From another page (Dummy_pronoun),
A dummy pronoun, also called an expletive pronoun or pleonastic pronoun, is a type of pronoun that adds no meaning but is required by syntax. An example is the "it" in "it is raining".
A dummy pronoun is used when a particular verb argument (or preposition) is nonexistent (it could also be unknown, irrelevant, already understood, or otherwise "not to be spoken of directly"), but when a reference to the argument (a pronoun) is nevertheless syntactically required. For instance, in the phrase, It is obvious that the violence will continue, it is a dummy pronoun, not referring to any agent. Unlike a regular pronoun of English, it cannot be replaced by any noun phrase (except for, rhetorically permitting, something like 'the state of affairs' or 'the fact of the matter'.)
It might also worth noting that (from the Wikipedia's There_is page) sometimes they can be either an adverb or a pronoun, and when it's a pronoun, it's pronounced in its weak form.
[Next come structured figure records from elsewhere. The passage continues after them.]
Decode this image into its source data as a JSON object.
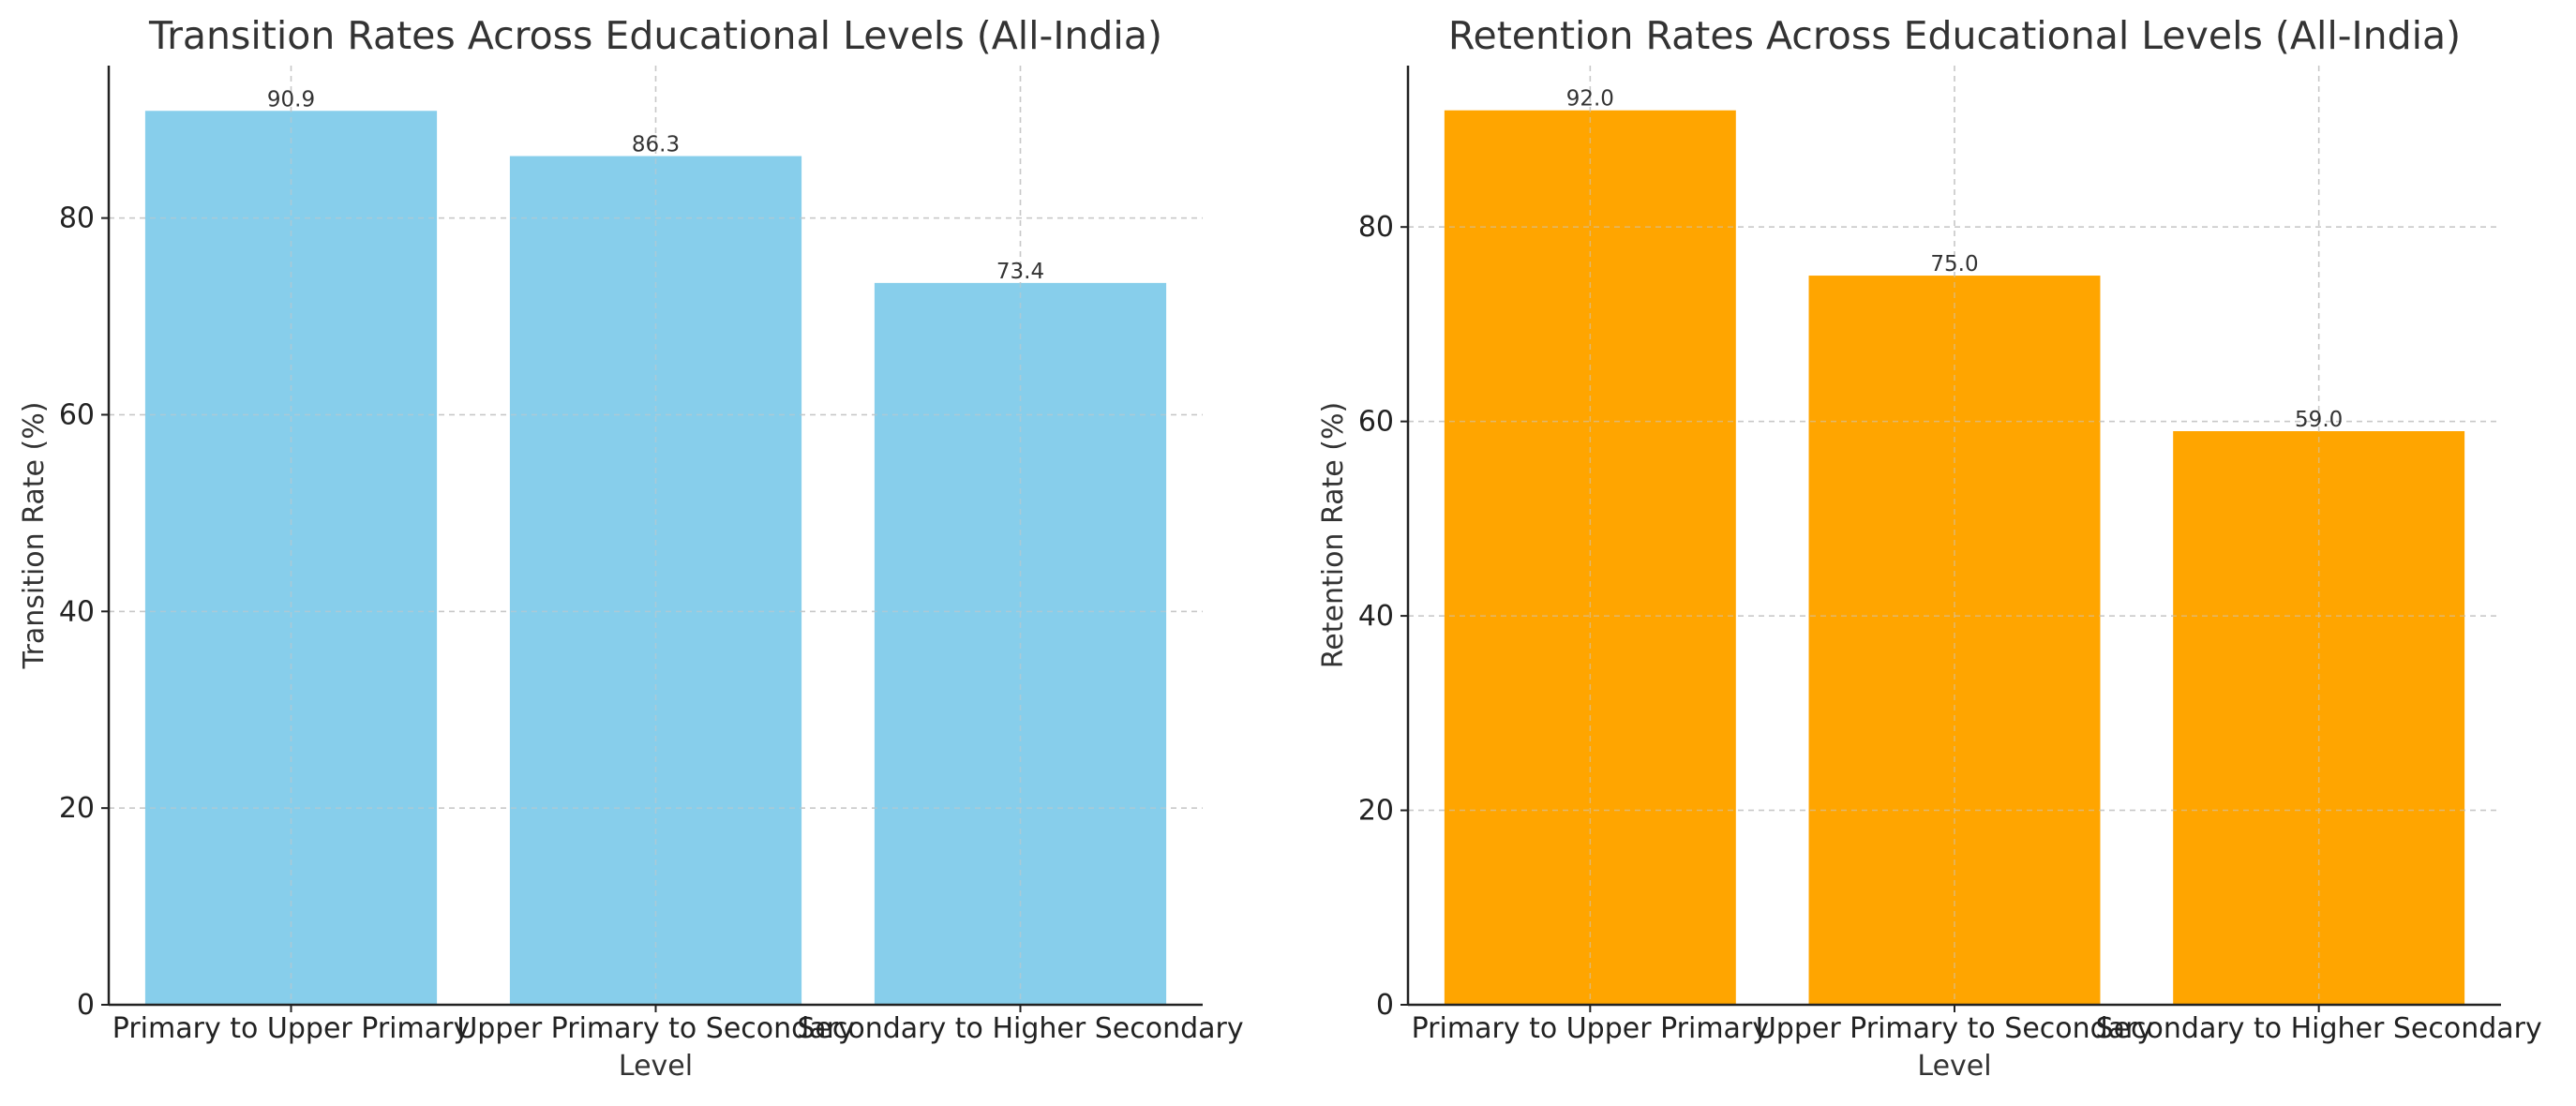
{
  "chart_data": [
    {
      "type": "bar",
      "title": "Transition Rates Across Educational Levels (All-India)",
      "xlabel": "Level",
      "ylabel": "Transition Rate (%)",
      "categories": [
        "Primary to Upper Primary",
        "Upper Primary to Secondary",
        "Secondary to Higher Secondary"
      ],
      "values": [
        90.9,
        86.3,
        73.4
      ],
      "value_labels": [
        "90.9",
        "86.3",
        "73.4"
      ],
      "ylim": [
        0,
        95.5
      ],
      "yticks": [
        0,
        20,
        40,
        60,
        80
      ],
      "color": "#87CEEB",
      "grid": true
    },
    {
      "type": "bar",
      "title": "Retention Rates Across Educational Levels (All-India)",
      "xlabel": "Level",
      "ylabel": "Retention Rate (%)",
      "categories": [
        "Primary to Upper Primary",
        "Upper Primary to Secondary",
        "Secondary to Higher Secondary"
      ],
      "values": [
        92.0,
        75.0,
        59.0
      ],
      "value_labels": [
        "92.0",
        "75.0",
        "59.0"
      ],
      "ylim": [
        0,
        96.6
      ],
      "yticks": [
        0,
        20,
        40,
        60,
        80
      ],
      "color": "#FFA500",
      "grid": true
    }
  ]
}
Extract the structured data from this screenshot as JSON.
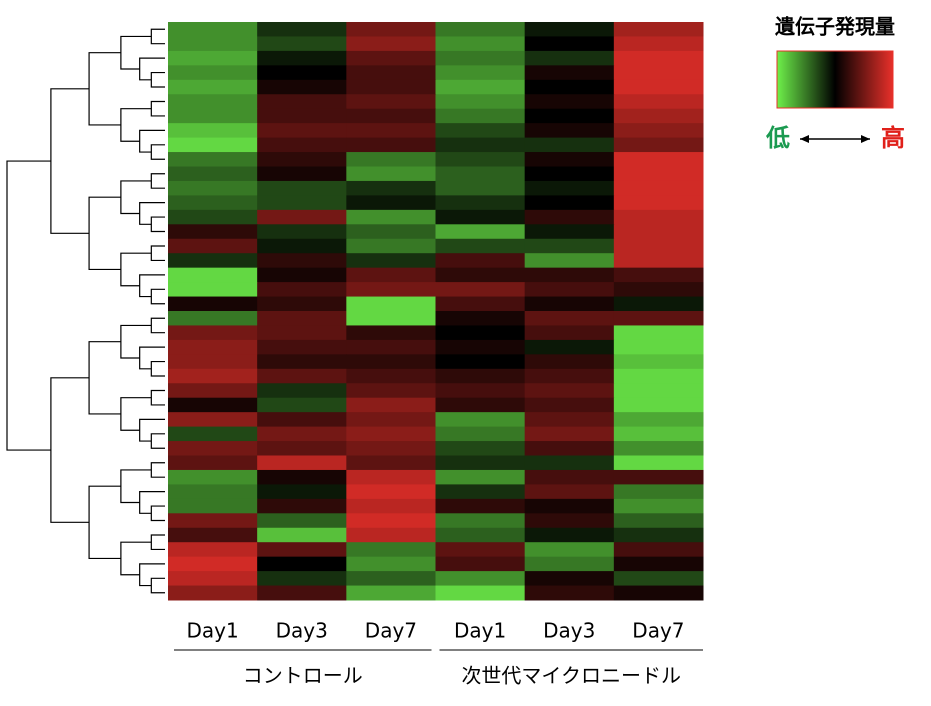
{
  "chart_data": {
    "type": "heatmap",
    "categories": [
      "Day1",
      "Day3",
      "Day7",
      "Day1",
      "Day3",
      "Day7"
    ],
    "groups": [
      "コントロール",
      "次世代マイクロニードル"
    ],
    "zlim": [
      -1,
      1
    ],
    "colors": {
      "low": "#6ef04a",
      "mid": "#000000",
      "high": "#e8302a"
    },
    "legend": {
      "title": "遺伝子発現量",
      "low_label": "低",
      "high_label": "高"
    },
    "values": [
      [
        -0.6,
        -0.2,
        0.5,
        -0.5,
        -0.1,
        0.7
      ],
      [
        -0.6,
        -0.3,
        0.6,
        -0.6,
        0,
        0.8
      ],
      [
        -0.7,
        -0.1,
        0.4,
        -0.5,
        -0.2,
        0.9
      ],
      [
        -0.6,
        0,
        0.3,
        -0.6,
        0.1,
        0.9
      ],
      [
        -0.7,
        0.1,
        0.3,
        -0.7,
        0,
        0.9
      ],
      [
        -0.6,
        0.3,
        0.4,
        -0.6,
        0.1,
        0.8
      ],
      [
        -0.6,
        0.3,
        0.3,
        -0.5,
        0,
        0.7
      ],
      [
        -0.8,
        0.4,
        0.4,
        -0.3,
        0.1,
        0.6
      ],
      [
        -0.9,
        0.3,
        0.3,
        -0.2,
        -0.2,
        0.5
      ],
      [
        -0.5,
        0.2,
        -0.5,
        -0.3,
        0.1,
        0.9
      ],
      [
        -0.4,
        0.1,
        -0.6,
        -0.4,
        0,
        0.9
      ],
      [
        -0.5,
        -0.3,
        -0.2,
        -0.4,
        -0.1,
        0.9
      ],
      [
        -0.4,
        -0.3,
        -0.1,
        -0.2,
        0,
        0.9
      ],
      [
        -0.3,
        0.5,
        -0.6,
        -0.1,
        0.2,
        0.8
      ],
      [
        0.2,
        -0.2,
        -0.4,
        -0.7,
        -0.1,
        0.8
      ],
      [
        0.4,
        -0.1,
        -0.5,
        -0.3,
        -0.3,
        0.8
      ],
      [
        -0.2,
        0.2,
        -0.2,
        0.3,
        -0.6,
        0.8
      ],
      [
        -0.9,
        0.1,
        0.4,
        0.2,
        0.2,
        0.3
      ],
      [
        -0.9,
        0.3,
        0.5,
        0.5,
        0.3,
        0.2
      ],
      [
        0.1,
        0.2,
        -0.9,
        0.3,
        0.1,
        -0.1
      ],
      [
        -0.5,
        0.4,
        -0.9,
        0.1,
        0.4,
        0.4
      ],
      [
        0.5,
        0.4,
        0.2,
        0,
        0.3,
        -0.9
      ],
      [
        0.6,
        0.3,
        0.3,
        0.1,
        -0.1,
        -0.9
      ],
      [
        0.6,
        0.2,
        0.2,
        0,
        0.2,
        -0.8
      ],
      [
        0.7,
        0.4,
        0.3,
        0.2,
        0.3,
        -0.9
      ],
      [
        0.5,
        -0.2,
        0.4,
        0.3,
        0.4,
        -0.9
      ],
      [
        0.1,
        -0.3,
        0.6,
        0.2,
        0.3,
        -0.9
      ],
      [
        0.6,
        0.3,
        0.5,
        -0.6,
        0.4,
        -0.7
      ],
      [
        -0.3,
        0.5,
        0.6,
        -0.5,
        0.5,
        -0.8
      ],
      [
        0.5,
        0.4,
        0.5,
        -0.3,
        0.3,
        -0.6
      ],
      [
        0.4,
        0.8,
        0.4,
        -0.2,
        -0.2,
        -0.9
      ],
      [
        -0.6,
        0.1,
        0.8,
        -0.6,
        0.3,
        0.3
      ],
      [
        -0.5,
        -0.1,
        0.9,
        -0.2,
        0.4,
        -0.5
      ],
      [
        -0.5,
        0.2,
        0.8,
        0.2,
        0.1,
        -0.6
      ],
      [
        0.5,
        -0.4,
        0.9,
        -0.5,
        0.2,
        -0.4
      ],
      [
        0.3,
        -0.8,
        0.8,
        -0.4,
        -0.1,
        -0.2
      ],
      [
        0.8,
        0.4,
        -0.5,
        0.4,
        -0.6,
        0.3
      ],
      [
        0.9,
        0,
        -0.6,
        0.3,
        -0.5,
        0.1
      ],
      [
        0.8,
        -0.2,
        -0.4,
        -0.6,
        0.1,
        -0.3
      ],
      [
        0.6,
        0.3,
        -0.7,
        -0.9,
        0.2,
        0.1
      ]
    ]
  }
}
Because the word there can also be a deictic adverb (meaning "at/to that place"), a sentence like There is a river could have either of two meanings: "a river exists" (with there as a pronoun), and "a river is in that place" (with there as an adverb). In speech, the adverbial there would be given stress, while the pronoun would not – in fact the pronoun is often pronounced as a weak form, /ðə(r)/.